Histories help us here. Mette Louise Berg and Nando Sigona write of how ‘specific locations have histories (and memories) of migration, as well as minorities’ struggles for rights and recognition’. In Athens, the city’s history is one of refuge, and sound cultures emerge through everyday interactions between the recently arrived and the longer settled. Listen closely and you can hear these politics and poetics. There has been no official mosque in Athens since Greek independence from Ottoman rule in the 1830s – part of a purging of Ottoman history – meaning that Muslim migrants find themselves caught in pasts that drive their worship underground. The sonic implications of this are that certain religious practices are silenced, heard as not belonging in a ‘European’ soundscape.

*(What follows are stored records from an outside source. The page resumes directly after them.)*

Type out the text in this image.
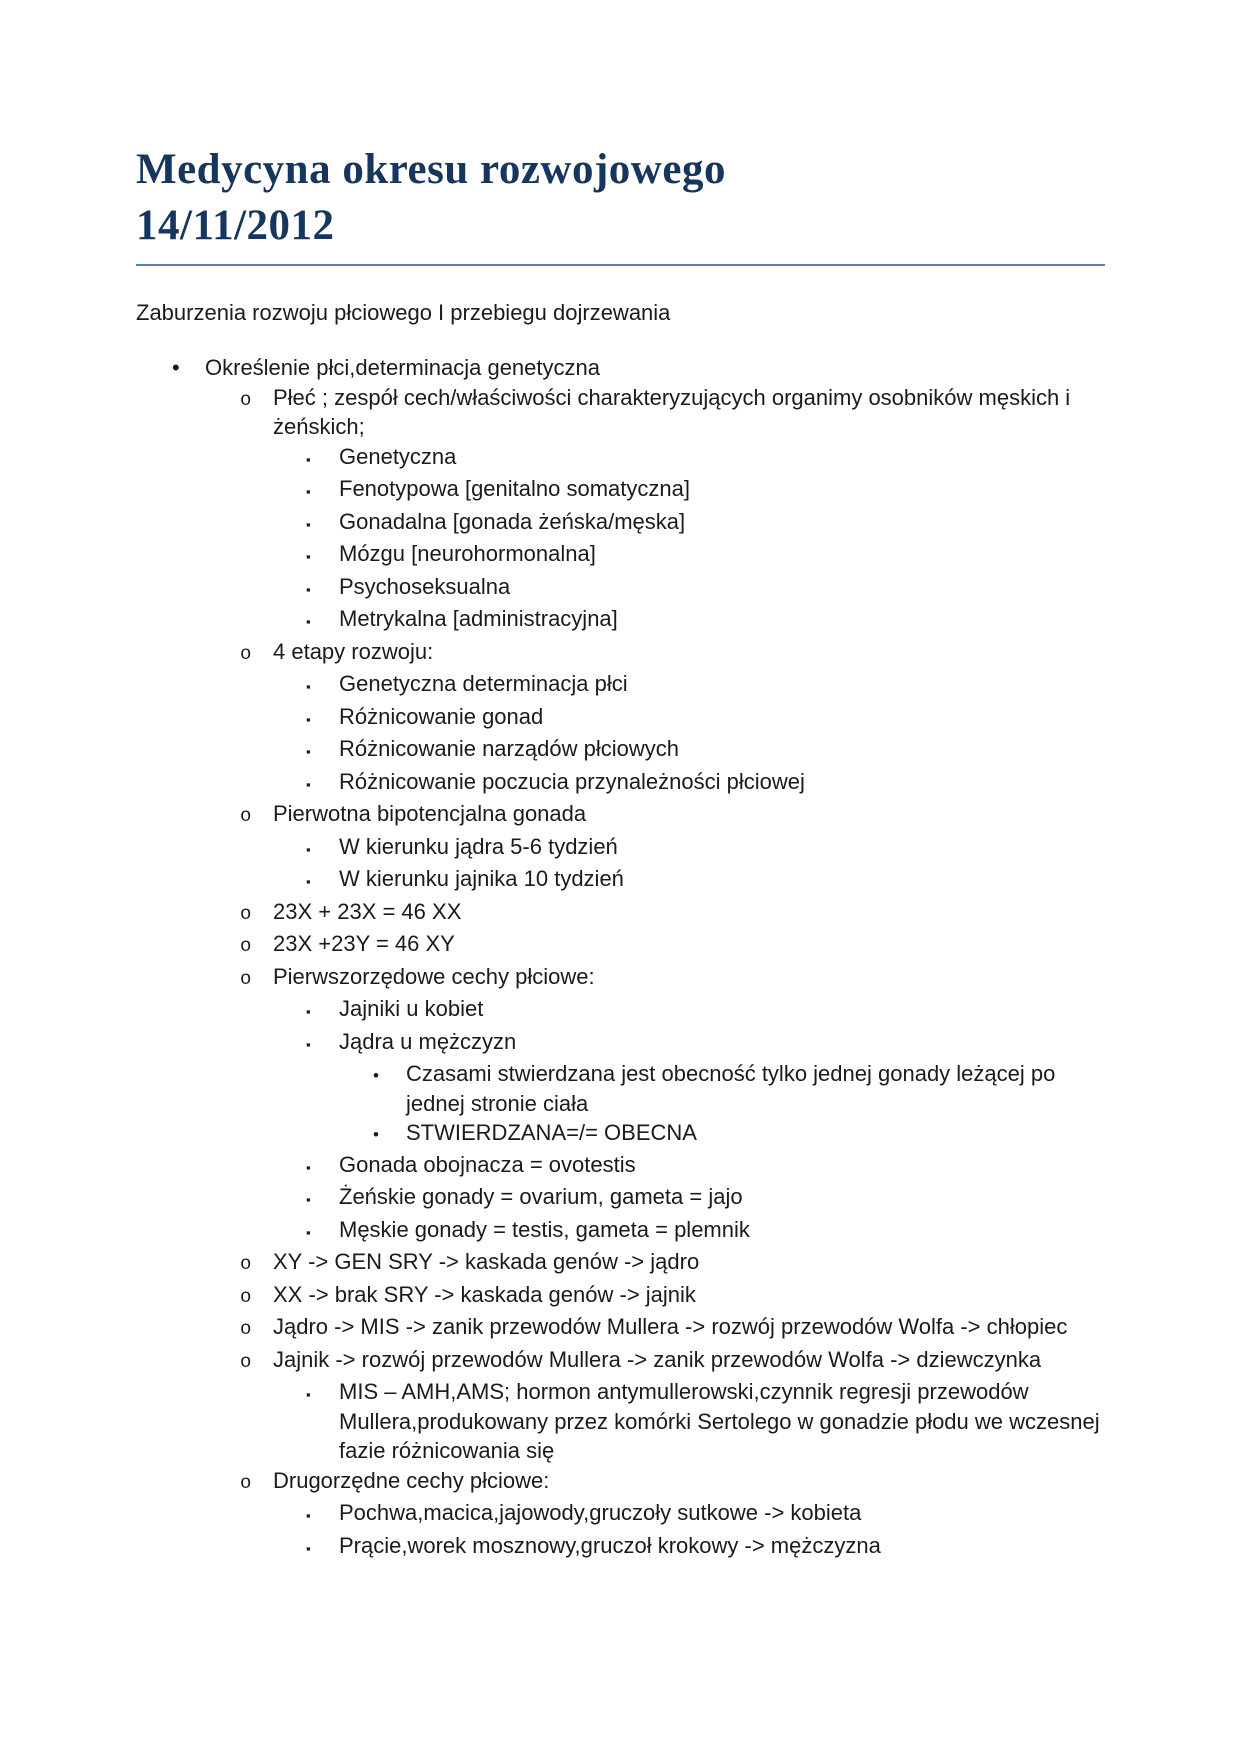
Medycyna okresu rozwojowego
14/11/2012

Zaburzenia rozwoju płciowego I przebiegu dojrzewania

•	Określenie płci,determinacja genetyczna
o Płeć ; zespół cech/właściwości charakteryzujących organimy osobników męskich i żeńskich;
▪	Genetyczna
▪	Fenotypowa [genitalno somatyczna]
▪	Gonadalna [gonada żeńska/męska]
▪	Mózgu [neurohormonalna]
▪	Psychoseksualna
▪	Metrykalna [administracyjna]
o 4 etapy rozwoju:
▪	Genetyczna determinacja płci
▪	Różnicowanie gonad
▪	Różnicowanie narządów płciowych
▪	Różnicowanie poczucia przynależności płciowej
o Pierwotna bipotencjalna gonada
▪	W kierunku jądra 5-6 tydzień
▪	W kierunku jajnika 10 tydzień
o 23X + 23X = 46 XX
o 23X +23Y = 46 XY
o Pierwszorzędowe cechy płciowe:
▪	Jajniki u kobiet
▪	Jądra u mężczyzn
•	Czasami stwierdzana jest obecność tylko jednej gonady leżącej po jednej stronie ciała
•	STWIERDZANA=/= OBECNA
▪	Gonada obojnacza = ovotestis
▪	Żeńskie gonady = ovarium, gameta = jajo
▪	Męskie gonady = testis, gameta = plemnik
o XY -> GEN SRY -> kaskada genów -> jądro
o XX -> brak SRY -> kaskada genów -> jajnik
o Jądro -> MIS -> zanik przewodów Mullera -> rozwój przewodów Wolfa -> chłopiec
o Jajnik -> rozwój przewodów Mullera -> zanik przewodów Wolfa -> dziewczynka
▪	MIS – AMH,AMS; hormon antymullerowski,czynnik regresji przewodów Mullera,produkowany przez komórki Sertolego w gonadzie płodu we wczesnej fazie różnicowania się
o Drugorzędne cechy płciowe:
▪	Pochwa,macica,jajowody,gruczoły sutkowe -> kobieta
▪	Prącie,worek mosznowy,gruczoł krokowy -> mężczyzna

The sonic limit of tolerance

Across Europe, the sound of Islamic worship has been recast as noise, with the minaret and the adhan coming to signify the ‘sonic limit of tolerance’. Islamic culture finds its means of self-expression in hearing and acting – prompting what Charles Hirschkind calls ‘ethical listening’, with the call to prayer engulfing cities in the Middle East with a ‘heavenly interference pattern’. Yet the long history of Islamic (auditory) culture across the European continent is willfully forgotten. Certain histories are routinely erased. Walls of silence are erected around ‘Fortress Europe’.

Sound, in other words, has decolonising potential: circumventing narrative tropes of displacement which see refugee lives become a site where Western ways of knowing are reproduced. This means going beyond now-commonplace calls to recognise refugee agency or to invoke ‘refugee voices’ without really listening to what those voices are saying or doing. It means attempting to understand how refugees articulate their own experiences, listening to the ideas and concepts that come out of such experiences – concepts like that of refugee feedback – and embedding them at the centre of research, advocacy, and activism.

 

Baglama Graffiti, Athens. © Tom Western

 

Conclusion

On a policy level, the argument is simple. Any integration project should include the ways of knowing and being in the world of refugees themselves. Not simply co-opting and hollowing out refugee lives as part of humanitarian campaigns, but making space for refugee-led organisations to lead in these initiatives. On a broader political level, sounds are always moving, and can help us understand society itself through movement: countering narratives that present border crossing as a problem and contributing towards moves to de-exceptionalise displacement. Hearing displacement at street level, and how sound informs experiences of inclusion and exclusion, opens ways of not only rethinking refuge, but rethinking migration and society altogether.